D. E. Osterbrock (UCO/Lick Obs./UCSC)

Contrary to current mythology, many professional astronomers tried to do planetary research before World War II, as Ronald Doel and I have previously emphasized. Their difficulty was that once the known planets had been studied with the biggest and best telescopes, spectrographs, and radiometers there was little more they could do until some new instrumental development came along, and these were rare in those years.

Two astronomers who observed planets in the 1920's were Frank Ross, of the Yerkes Observatory faculty, with the Mount Wilson 60- and 100-inch telescopes, and William H. Wright, at Lick, with its 36-inch Crossley reflector, which he considered a big telescope.

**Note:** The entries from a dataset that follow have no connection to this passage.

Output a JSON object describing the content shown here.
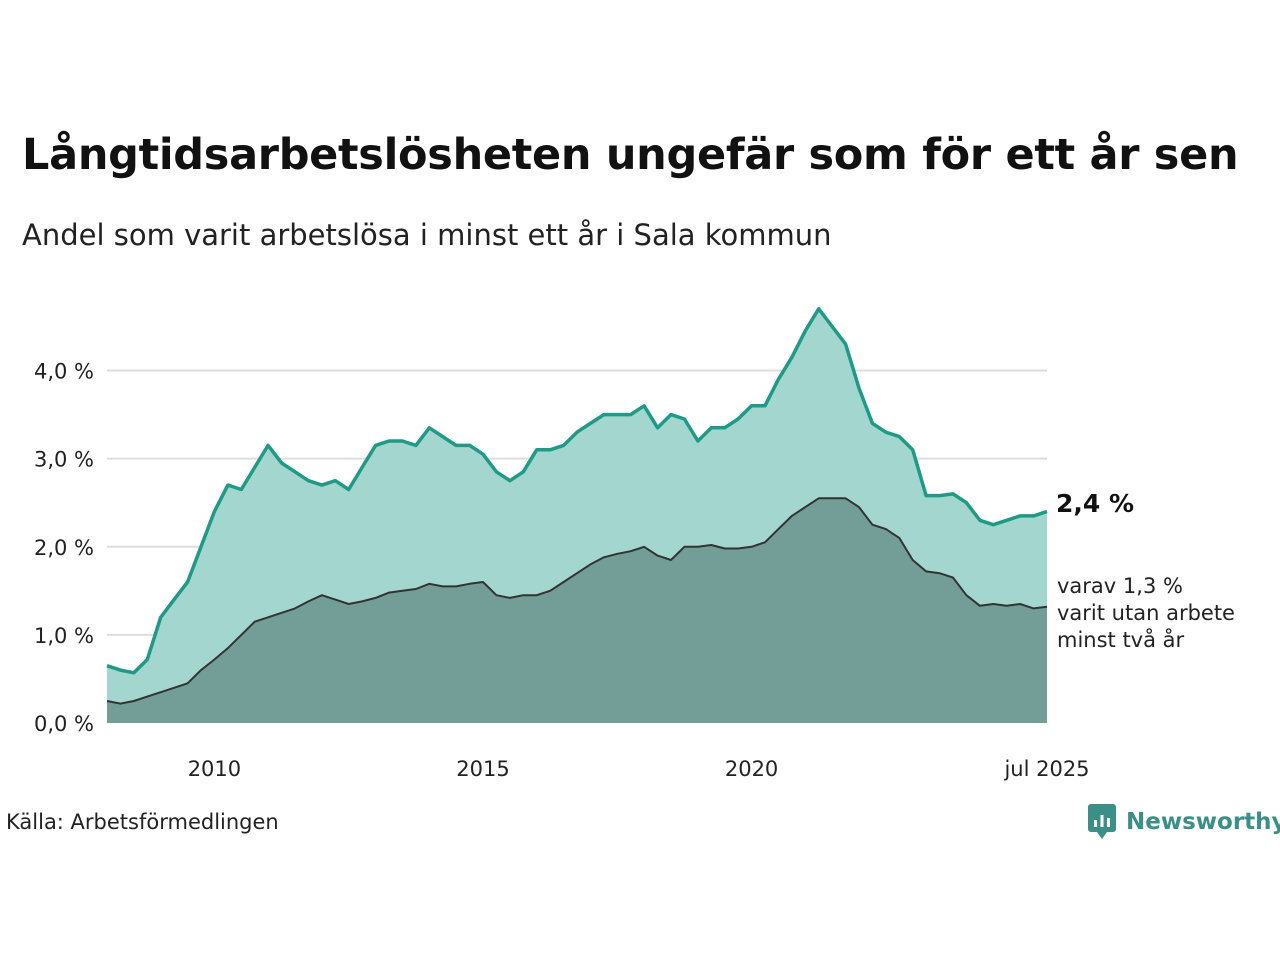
{
  "title": "Långtidsarbetslösheten ungefär som för ett år sen",
  "subtitle": "Andel som varit arbetslösa i minst ett år i Sala kommun",
  "source": "Källa: Arbetsförmedlingen",
  "brand": "Newsworthy",
  "chart_data": {
    "type": "area",
    "y_ticks": [
      "0,0 %",
      "1,0 %",
      "2,0 %",
      "3,0 %",
      "4,0 %"
    ],
    "y_tick_values": [
      0,
      1,
      2,
      3,
      4
    ],
    "x_ticks": [
      "2010",
      "2015",
      "2020",
      "jul 2025"
    ],
    "x_tick_values": [
      2010,
      2015,
      2020,
      2025.5
    ],
    "xlim": [
      2008.0,
      2025.5
    ],
    "ylim": [
      0,
      4.8
    ],
    "grid": true,
    "end_label": "2,4 %",
    "sub_label_lines": [
      "varav 1,3 %",
      "varit utan arbete",
      "minst två år"
    ],
    "colors": {
      "long": "#1f9a86",
      "long_fill": "#a3d6cf",
      "very_long": "#333333",
      "very_long_fill": "#729e97"
    },
    "series": [
      {
        "x": [
          2008.0,
          2008.25,
          2008.5,
          2008.75,
          2009.0,
          2009.25,
          2009.5,
          2009.75,
          2010.0,
          2010.25,
          2010.5,
          2010.75,
          2011.0,
          2011.25,
          2011.5,
          2011.75,
          2012.0,
          2012.25,
          2012.5,
          2012.75,
          2013.0,
          2013.25,
          2013.5,
          2013.75,
          2014.0,
          2014.25,
          2014.5,
          2014.75,
          2015.0,
          2015.25,
          2015.5,
          2015.75,
          2016.0,
          2016.25,
          2016.5,
          2016.75,
          2017.0,
          2017.25,
          2017.5,
          2017.75,
          2018.0,
          2018.25,
          2018.5,
          2018.75,
          2019.0,
          2019.25,
          2019.5,
          2019.75,
          2020.0,
          2020.25,
          2020.5,
          2020.75,
          2021.0,
          2021.25,
          2021.5,
          2021.75,
          2022.0,
          2022.25,
          2022.5,
          2022.75,
          2023.0,
          2023.25,
          2023.5,
          2023.75,
          2024.0,
          2024.25,
          2024.5,
          2024.75,
          2025.0,
          2025.25,
          2025.5
        ],
        "values": [
          0.65,
          0.6,
          0.57,
          0.72,
          1.2,
          1.4,
          1.6,
          2.0,
          2.4,
          2.7,
          2.65,
          2.9,
          3.15,
          2.95,
          2.85,
          2.75,
          2.7,
          2.75,
          2.65,
          2.9,
          3.15,
          3.2,
          3.2,
          3.15,
          3.35,
          3.25,
          3.15,
          3.15,
          3.05,
          2.85,
          2.75,
          2.85,
          3.1,
          3.1,
          3.15,
          3.3,
          3.4,
          3.5,
          3.5,
          3.5,
          3.6,
          3.35,
          3.5,
          3.45,
          3.2,
          3.35,
          3.35,
          3.45,
          3.6,
          3.6,
          3.9,
          4.15,
          4.45,
          4.7,
          4.5,
          4.3,
          3.8,
          3.4,
          3.3,
          3.25,
          3.1,
          2.58,
          2.58,
          2.6,
          2.5,
          2.3,
          2.25,
          2.3,
          2.35,
          2.35,
          2.4
        ]
      },
      {
        "x": [
          2008.0,
          2008.25,
          2008.5,
          2008.75,
          2009.0,
          2009.25,
          2009.5,
          2009.75,
          2010.0,
          2010.25,
          2010.5,
          2010.75,
          2011.0,
          2011.25,
          2011.5,
          2011.75,
          2012.0,
          2012.25,
          2012.5,
          2012.75,
          2013.0,
          2013.25,
          2013.5,
          2013.75,
          2014.0,
          2014.25,
          2014.5,
          2014.75,
          2015.0,
          2015.25,
          2015.5,
          2015.75,
          2016.0,
          2016.25,
          2016.5,
          2016.75,
          2017.0,
          2017.25,
          2017.5,
          2017.75,
          2018.0,
          2018.25,
          2018.5,
          2018.75,
          2019.0,
          2019.25,
          2019.5,
          2019.75,
          2020.0,
          2020.25,
          2020.5,
          2020.75,
          2021.0,
          2021.25,
          2021.5,
          2021.75,
          2022.0,
          2022.25,
          2022.5,
          2022.75,
          2023.0,
          2023.25,
          2023.5,
          2023.75,
          2024.0,
          2024.25,
          2024.5,
          2024.75,
          2025.0,
          2025.25,
          2025.5
        ],
        "values": [
          0.25,
          0.22,
          0.25,
          0.3,
          0.35,
          0.4,
          0.45,
          0.6,
          0.72,
          0.85,
          1.0,
          1.15,
          1.2,
          1.25,
          1.3,
          1.38,
          1.45,
          1.4,
          1.35,
          1.38,
          1.42,
          1.48,
          1.5,
          1.52,
          1.58,
          1.55,
          1.55,
          1.58,
          1.6,
          1.45,
          1.42,
          1.45,
          1.45,
          1.5,
          1.6,
          1.7,
          1.8,
          1.88,
          1.92,
          1.95,
          2.0,
          1.9,
          1.85,
          2.0,
          2.0,
          2.02,
          1.98,
          1.98,
          2.0,
          2.05,
          2.2,
          2.35,
          2.45,
          2.55,
          2.55,
          2.55,
          2.45,
          2.25,
          2.2,
          2.1,
          1.85,
          1.72,
          1.7,
          1.65,
          1.45,
          1.33,
          1.35,
          1.33,
          1.35,
          1.3,
          1.32
        ]
      }
    ]
  }
}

Both were keenly interested in photographic emulsions (Ross had been a research physicist at the Eastman Kodak Laboratory), and when fast new panchromatic films and plates became available in the 1920's they quickly applied them to photographing the planets. Robert J. Trumpler, also at Lick, used its 36-inch refractor in a combination of photographic (in the yellow and red spectral regions) and visual observing to map and describe Martian surface features. All three of them began planetary observing at the close opposition of Mars in 1924; they were all mainline scientists who ultimately were elected to the National Academy of Sciences. All three of them were doing descriptive work, seeing what was there, and none of them had any theoretical ideas to check or disprove. Francis G. Pease, more of a telescope designer and engineer at Mount Wilson, also used its 60- and 100-inch reflectors, chiefly to take photographs of the planets for illustrations in books and magazines. They all used fine-grain photographic plates, but seeing was a problem they could not overcome. Examples of their planetary photographs, papers, and letters will be posted. Ross and Trumpler dropped out of planetary astronomy after 1928, but Wright and Pease continued in it for many years.

An interesting sidelight is that Gerard P. Kuiper, as a young postdoc at Lick, co-authored his first planetary paper in English with Wright (on Mars).